Dans le second cas, force est de constater que le nombre de start-up africaines reste encore modéré au regard du potentiel. Selon la banque mondiale ce nombre est encore inférieur à un millier, soit 12 fois moins qu’en France ou en Californie. Le classement annuel de CB Insight sur les Licornes, publié fin octobre 2021 est aussi très illustratif. Il recense presque 900 licornes dans le monde dont seules 4 africaines (Afrique du Sud, Nigéria et Sénégal). Il y a donc le même nombre de licornes dans une ville comme Dublin ou Denver que sur tout le continent africain.??
C.M: Que peuvent faire les Etats pour favoriser l’émergence d’autres champions technologiques voire d’autres licornes?
JMH : créer un écosystème favorable (SAEI, universités, recherche, formation de jeunes) est un facteur-clé. Plus largement encourager un environnement des affaires favorables (taxation, lutte contre les lourdeurs administratives, les spoliations, etc.) est aussi un élément structurant.

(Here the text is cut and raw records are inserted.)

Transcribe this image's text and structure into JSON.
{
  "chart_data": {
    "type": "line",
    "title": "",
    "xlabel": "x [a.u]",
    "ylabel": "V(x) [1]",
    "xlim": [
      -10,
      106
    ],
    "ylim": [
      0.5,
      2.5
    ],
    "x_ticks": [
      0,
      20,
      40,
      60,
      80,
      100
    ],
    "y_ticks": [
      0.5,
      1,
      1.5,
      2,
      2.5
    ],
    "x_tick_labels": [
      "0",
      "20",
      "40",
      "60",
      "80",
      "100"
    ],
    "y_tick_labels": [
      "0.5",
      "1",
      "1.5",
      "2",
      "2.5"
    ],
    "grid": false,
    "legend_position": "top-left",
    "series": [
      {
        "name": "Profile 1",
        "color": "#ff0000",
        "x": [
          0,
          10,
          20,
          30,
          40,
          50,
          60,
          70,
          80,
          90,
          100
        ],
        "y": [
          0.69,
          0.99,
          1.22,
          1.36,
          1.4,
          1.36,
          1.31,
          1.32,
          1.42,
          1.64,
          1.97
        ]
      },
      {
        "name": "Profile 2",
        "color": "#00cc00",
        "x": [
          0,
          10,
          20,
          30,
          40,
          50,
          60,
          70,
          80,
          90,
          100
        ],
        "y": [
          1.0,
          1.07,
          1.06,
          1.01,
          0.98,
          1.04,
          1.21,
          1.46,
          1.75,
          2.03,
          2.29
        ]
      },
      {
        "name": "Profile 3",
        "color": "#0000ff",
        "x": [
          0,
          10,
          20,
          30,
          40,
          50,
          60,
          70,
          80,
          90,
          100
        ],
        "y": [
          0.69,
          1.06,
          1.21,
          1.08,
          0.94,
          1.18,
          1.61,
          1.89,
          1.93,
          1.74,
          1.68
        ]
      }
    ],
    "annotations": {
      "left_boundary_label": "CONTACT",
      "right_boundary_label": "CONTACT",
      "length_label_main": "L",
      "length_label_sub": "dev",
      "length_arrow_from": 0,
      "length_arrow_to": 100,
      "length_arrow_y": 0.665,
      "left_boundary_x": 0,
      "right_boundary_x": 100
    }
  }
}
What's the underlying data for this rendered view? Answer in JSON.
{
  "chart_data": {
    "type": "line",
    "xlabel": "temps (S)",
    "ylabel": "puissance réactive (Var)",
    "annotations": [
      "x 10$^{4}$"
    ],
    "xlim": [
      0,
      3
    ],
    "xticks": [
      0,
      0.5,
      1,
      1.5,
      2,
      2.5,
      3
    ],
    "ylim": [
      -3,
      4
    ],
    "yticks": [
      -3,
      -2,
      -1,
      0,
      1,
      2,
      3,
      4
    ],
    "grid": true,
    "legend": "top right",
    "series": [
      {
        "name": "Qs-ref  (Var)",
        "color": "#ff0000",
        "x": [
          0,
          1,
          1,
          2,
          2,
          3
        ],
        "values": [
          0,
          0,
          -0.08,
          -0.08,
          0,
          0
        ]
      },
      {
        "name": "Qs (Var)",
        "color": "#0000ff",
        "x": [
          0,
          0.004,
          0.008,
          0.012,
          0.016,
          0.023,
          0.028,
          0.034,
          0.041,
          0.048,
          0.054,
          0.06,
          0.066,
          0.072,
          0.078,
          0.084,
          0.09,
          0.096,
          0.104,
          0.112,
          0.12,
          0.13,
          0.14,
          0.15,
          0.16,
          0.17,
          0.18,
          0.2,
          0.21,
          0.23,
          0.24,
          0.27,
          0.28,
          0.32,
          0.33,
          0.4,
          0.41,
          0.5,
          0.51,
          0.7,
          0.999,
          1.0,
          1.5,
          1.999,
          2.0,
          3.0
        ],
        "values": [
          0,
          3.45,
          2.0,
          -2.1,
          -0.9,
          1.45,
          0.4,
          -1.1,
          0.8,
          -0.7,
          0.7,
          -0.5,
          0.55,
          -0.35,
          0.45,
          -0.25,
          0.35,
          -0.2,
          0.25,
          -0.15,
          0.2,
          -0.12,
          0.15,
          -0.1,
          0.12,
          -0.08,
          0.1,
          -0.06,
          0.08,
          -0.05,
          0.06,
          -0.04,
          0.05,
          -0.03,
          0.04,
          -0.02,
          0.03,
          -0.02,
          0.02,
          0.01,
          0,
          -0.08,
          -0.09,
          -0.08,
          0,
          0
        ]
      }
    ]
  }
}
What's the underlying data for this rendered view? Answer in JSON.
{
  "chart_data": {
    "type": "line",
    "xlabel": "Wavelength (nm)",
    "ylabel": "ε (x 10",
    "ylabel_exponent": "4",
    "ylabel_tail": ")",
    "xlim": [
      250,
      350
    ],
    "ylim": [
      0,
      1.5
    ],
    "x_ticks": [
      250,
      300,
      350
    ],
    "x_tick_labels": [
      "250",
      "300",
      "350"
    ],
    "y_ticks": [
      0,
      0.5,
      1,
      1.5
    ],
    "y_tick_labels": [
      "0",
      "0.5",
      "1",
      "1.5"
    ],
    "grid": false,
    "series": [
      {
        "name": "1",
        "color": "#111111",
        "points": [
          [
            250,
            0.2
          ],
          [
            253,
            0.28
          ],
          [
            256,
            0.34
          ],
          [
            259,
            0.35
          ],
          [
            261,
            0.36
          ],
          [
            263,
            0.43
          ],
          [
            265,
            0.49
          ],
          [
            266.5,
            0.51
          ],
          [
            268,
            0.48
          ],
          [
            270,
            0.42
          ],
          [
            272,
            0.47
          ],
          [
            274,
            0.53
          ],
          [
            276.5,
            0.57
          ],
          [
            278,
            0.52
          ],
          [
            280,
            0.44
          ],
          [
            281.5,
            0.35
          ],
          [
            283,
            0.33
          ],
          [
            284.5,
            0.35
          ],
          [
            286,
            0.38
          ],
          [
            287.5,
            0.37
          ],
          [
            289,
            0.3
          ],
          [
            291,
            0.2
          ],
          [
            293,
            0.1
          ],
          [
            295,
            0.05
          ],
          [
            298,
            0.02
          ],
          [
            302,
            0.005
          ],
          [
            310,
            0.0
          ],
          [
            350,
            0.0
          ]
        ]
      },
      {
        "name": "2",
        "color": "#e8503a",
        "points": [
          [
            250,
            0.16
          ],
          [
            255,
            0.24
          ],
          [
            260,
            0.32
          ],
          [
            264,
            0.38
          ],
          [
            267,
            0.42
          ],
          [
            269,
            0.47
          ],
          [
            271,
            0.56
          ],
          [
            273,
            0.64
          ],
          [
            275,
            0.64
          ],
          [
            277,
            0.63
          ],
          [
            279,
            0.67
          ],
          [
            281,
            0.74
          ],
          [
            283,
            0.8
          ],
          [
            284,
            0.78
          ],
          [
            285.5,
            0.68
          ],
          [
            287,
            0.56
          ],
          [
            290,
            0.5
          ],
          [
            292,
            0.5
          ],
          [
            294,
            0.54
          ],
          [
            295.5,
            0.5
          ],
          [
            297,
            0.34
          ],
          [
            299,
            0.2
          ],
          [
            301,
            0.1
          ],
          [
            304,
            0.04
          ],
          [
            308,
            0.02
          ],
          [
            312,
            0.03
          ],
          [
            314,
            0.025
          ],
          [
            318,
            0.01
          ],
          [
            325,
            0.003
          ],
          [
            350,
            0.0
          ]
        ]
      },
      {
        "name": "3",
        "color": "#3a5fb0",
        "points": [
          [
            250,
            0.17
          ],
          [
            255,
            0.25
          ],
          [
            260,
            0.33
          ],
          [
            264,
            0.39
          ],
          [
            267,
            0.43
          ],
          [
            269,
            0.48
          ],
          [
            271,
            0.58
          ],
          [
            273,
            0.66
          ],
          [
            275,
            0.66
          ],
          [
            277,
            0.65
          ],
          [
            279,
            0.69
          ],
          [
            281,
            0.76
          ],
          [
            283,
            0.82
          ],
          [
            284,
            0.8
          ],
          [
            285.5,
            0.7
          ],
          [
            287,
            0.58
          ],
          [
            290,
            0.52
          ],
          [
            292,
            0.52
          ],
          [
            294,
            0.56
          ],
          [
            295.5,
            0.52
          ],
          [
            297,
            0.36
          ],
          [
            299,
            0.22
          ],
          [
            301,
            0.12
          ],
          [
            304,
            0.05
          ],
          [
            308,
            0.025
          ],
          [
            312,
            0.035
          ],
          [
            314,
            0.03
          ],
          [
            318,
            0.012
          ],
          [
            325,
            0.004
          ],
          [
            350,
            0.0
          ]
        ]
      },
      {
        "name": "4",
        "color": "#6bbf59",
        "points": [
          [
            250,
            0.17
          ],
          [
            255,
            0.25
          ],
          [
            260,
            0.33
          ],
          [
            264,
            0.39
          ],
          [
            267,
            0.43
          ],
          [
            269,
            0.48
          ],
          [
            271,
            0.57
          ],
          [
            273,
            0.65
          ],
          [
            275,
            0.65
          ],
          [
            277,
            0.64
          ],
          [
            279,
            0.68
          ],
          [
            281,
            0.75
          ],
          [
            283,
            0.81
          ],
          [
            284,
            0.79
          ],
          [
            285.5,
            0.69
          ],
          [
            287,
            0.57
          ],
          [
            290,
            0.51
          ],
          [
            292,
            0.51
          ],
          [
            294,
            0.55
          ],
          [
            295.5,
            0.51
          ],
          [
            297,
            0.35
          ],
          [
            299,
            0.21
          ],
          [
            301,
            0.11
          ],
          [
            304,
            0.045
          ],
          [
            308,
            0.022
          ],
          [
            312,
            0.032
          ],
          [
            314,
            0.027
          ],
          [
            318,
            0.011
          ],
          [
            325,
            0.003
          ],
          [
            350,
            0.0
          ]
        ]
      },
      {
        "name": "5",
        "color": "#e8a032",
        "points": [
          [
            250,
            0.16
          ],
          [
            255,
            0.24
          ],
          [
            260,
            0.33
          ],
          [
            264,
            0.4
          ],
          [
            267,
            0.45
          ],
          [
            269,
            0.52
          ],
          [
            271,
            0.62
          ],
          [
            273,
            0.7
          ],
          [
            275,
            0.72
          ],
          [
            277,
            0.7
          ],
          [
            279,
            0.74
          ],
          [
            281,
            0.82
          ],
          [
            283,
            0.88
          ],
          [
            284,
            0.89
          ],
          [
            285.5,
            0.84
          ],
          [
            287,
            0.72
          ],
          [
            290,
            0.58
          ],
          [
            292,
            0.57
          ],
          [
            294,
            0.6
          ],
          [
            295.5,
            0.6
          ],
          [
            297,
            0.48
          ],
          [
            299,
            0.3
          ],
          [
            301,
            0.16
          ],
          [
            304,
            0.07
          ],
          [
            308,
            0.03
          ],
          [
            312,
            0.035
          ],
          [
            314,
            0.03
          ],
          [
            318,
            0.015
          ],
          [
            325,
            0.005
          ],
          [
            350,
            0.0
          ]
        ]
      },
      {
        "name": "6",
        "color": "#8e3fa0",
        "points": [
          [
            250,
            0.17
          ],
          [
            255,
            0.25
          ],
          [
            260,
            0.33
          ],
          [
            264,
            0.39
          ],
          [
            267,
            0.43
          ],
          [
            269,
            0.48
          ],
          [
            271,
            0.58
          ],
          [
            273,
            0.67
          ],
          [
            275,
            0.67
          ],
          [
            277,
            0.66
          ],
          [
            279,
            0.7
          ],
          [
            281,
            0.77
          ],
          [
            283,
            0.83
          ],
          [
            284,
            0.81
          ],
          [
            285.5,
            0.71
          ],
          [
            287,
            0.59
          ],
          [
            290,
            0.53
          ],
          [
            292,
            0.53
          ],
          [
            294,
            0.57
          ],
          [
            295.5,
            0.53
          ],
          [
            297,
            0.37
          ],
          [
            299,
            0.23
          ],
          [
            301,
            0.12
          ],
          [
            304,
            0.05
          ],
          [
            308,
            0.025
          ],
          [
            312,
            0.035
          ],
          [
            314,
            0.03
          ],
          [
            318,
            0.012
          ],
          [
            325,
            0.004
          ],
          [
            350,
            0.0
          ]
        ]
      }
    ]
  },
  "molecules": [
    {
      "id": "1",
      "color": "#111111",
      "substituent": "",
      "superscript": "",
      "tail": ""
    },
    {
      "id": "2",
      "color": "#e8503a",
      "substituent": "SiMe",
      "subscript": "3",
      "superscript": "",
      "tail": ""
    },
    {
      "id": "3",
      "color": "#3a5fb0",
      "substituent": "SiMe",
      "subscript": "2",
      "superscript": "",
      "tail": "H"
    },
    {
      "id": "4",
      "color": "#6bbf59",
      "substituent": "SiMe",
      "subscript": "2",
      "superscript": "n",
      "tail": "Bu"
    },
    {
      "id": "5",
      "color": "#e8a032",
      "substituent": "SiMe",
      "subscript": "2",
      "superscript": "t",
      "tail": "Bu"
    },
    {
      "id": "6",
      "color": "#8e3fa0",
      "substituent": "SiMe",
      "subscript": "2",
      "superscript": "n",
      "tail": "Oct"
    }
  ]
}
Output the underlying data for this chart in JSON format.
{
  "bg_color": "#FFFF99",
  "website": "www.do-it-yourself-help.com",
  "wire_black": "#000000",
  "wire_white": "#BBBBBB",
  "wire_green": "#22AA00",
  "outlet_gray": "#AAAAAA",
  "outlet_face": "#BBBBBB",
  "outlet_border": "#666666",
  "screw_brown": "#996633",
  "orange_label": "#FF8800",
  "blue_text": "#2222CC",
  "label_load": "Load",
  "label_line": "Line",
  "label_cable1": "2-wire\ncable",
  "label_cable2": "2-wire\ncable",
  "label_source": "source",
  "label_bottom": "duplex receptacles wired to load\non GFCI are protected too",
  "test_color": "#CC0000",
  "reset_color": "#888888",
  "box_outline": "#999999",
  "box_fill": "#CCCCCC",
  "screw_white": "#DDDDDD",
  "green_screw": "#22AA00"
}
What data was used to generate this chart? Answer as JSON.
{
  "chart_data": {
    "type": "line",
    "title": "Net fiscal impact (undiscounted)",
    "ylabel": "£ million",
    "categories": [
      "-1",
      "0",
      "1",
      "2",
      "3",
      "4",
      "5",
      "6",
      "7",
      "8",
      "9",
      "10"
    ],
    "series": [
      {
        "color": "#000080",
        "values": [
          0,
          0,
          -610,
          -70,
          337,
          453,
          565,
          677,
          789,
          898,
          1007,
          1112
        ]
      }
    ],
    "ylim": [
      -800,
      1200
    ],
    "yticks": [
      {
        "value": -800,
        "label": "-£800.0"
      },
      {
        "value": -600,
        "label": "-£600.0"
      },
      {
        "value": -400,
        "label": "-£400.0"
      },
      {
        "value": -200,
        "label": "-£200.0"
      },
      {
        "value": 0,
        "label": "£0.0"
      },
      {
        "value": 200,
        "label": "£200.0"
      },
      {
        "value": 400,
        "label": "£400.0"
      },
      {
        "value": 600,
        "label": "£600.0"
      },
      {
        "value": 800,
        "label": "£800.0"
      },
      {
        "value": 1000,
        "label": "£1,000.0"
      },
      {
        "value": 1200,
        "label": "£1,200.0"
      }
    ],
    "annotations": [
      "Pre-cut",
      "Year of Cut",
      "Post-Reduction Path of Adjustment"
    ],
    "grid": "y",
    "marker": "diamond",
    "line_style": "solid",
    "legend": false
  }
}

La qualité du système financier est aussi fondamentale, notamment la structure de financement des entreprises, surtout les PME. Sur le continent, ces dernières sont des laissés pour compte. Le sérieux des entreprises, et administrations africaines, à payer dans les délais est aussi un élément déterminant.
C.M: Quels sont les tendances qui vont façonner l’avenir des PME technologiques en Afrique selon-vous?
JMH : en termes de technologie je crois beaucoup en Afrique à la blockchain, mais aussi à l’IA. En termes de types de star-up je pense que celles liées à l’identité numérique, la ed-tech et la greentech ont de vraies potentialités. Mais les tendances clés, dans le numérique, restent les usages. C’est ce qui fera la différence. Les usages liés à certains sujets clés de l’économie africaine seront surement ceux du succès. A ce titre la e-santé et la e-agri vont être des enjeux incontournables.